Örneğin herhangi birimiz beslenmeyi, cinsel birleşmeyi ya da çocuk sahibi olmayı arzu eder. Yahut kendisine zulmedilmesinden ve fakirlikten hoşlanmaz. Bu bağlamda zihninde bir düşünce belirir ki, yiyecek araması veya bir şeyler yemesi ya da bir yerde depolaması gerekmektedir. Yahut evlenmesi ve çocuk sahibi olması lâzım gelmektedir. Yine bu bağlamda düşünür ki, zulme katlanmaması, fakirliğe sabretmemesi gerekir. Böylece zihninde beliren bu düşüncelerin önünde açtığı yollarda hareket ederek bu sorunlarına çözümler bulmanın peşine düşer.

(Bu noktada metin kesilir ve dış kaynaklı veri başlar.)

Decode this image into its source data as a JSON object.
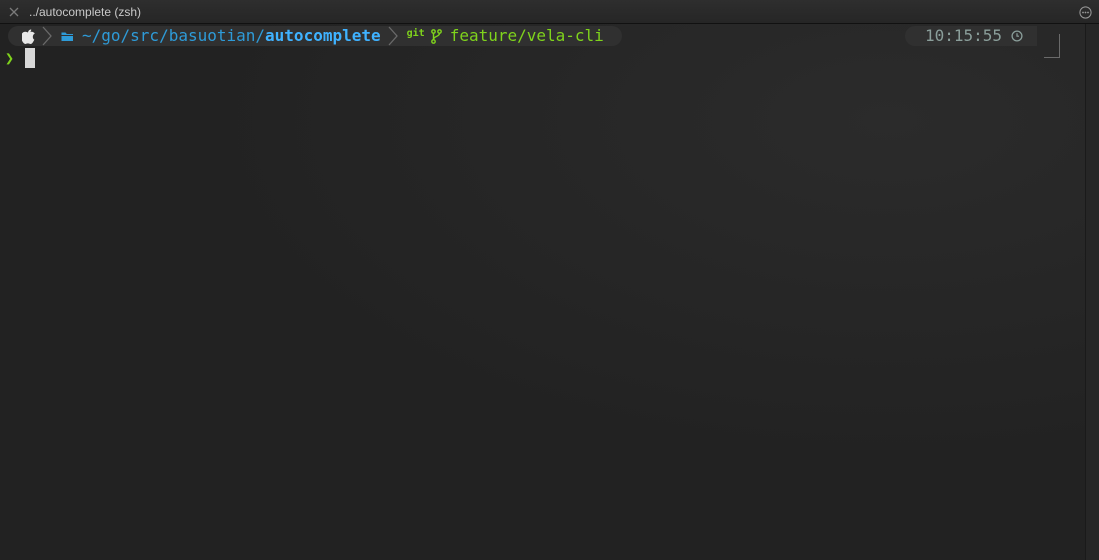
{
  "window": {
    "tab_title": "../autocomplete (zsh)"
  },
  "prompt": {
    "os_icon": "apple-icon",
    "path_prefix": "~/go/src/basuotian/",
    "path_current": "autocomplete",
    "vcs_label": "git",
    "branch": "feature/vela-cli",
    "time": "10:15:55",
    "prompt_char": "❯"
  },
  "colors": {
    "background": "#222222",
    "path": "#2e9bd8",
    "path_bold": "#3fb2ff",
    "git": "#7fd31c",
    "time": "#8a9e9a",
    "segment_bg": "#303030"
  },
  "icons": {
    "tab_close": "close-icon",
    "tab_menu": "more-icon",
    "folder": "folder-icon",
    "branch": "git-branch-icon",
    "clock": "clock-icon"
  }
}
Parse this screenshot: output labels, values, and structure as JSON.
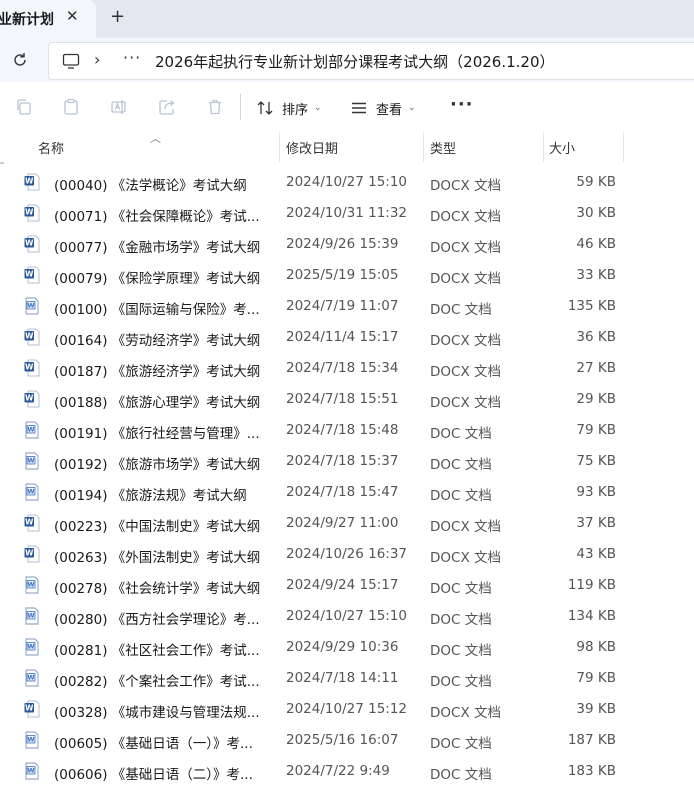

Aynı şekilde gözlemlediğimiz kadarıyla, herhangi bir hayvan da hayatının gereksinimlerini karşılama bağlamında tutarlı bir hareketlilik hâlinde olur. Bununla beslenme, çiftleşme ya da barınma gibi ihtiyaçlarını karşılamayı hedefler. Bu da, söz konusu hayvanın ihtiyaçlarının ve bu ihtiyaçları giderecek şeylerin bilincinde olduğundan kuşku edilmemesi gerektiğini gösteren bir olgudur. Yine buradan hareketle anlıyoruz ki, bu hayvanın kendine özgü görüş ve inançları da vardır. Bunların etkisiyle, tıpkı insanlarda olduğu gibi, yararlı şeyleri elde etmeye, zararlı şeyleri de kendinden uzaklaştırmaya yönelir. Bazen hayvanların bir avı yakalamak veya düşmandan kurtulmak için akıl almaz hile ve tuzaklara başvurduklarını görüyoruz ki, birer bireysel ve toplumsal yöntem olarak biz insanlar, ancak asırlar sonra bunları ortaya çıkarabiliyoruz. Birçok hayvan türlerini araştıran bilim adamları, karıncalar, bal arıları ve ağaç kurtları üzerinde yaptıkları araştırmalar sonucu, uygarlık ve sosyal yaşam bağlamında insanı dehşete düşüren bulgular elde etmişler. Sanat ve yönetim incelikleri açısından öyle manzaralarla karşılaşmışlar ki, ancak uygarlıkta ileri gitmiş insan topluluklarında bunların benzerlerine rastlayabiliriz.
Kur'ân-ı Kerim de, hayvanların tanınmasını, yaratılışları ve hareketleri üzerinde düşünülmesini teşvik edici ifadeler içerir: "Sizin yaratılışınızda ve (Allah'ın yeryüzünde) yaymakta olduğu canlılarda, kesin olarak inananlar için deliller vardır." (Câsiye, 4) Kur'ân-ı Kerim, sığır, kuş, bal arısı ve karınca gibi hayvanların durumlarından ibret dersleri çıkarılmasını emreder.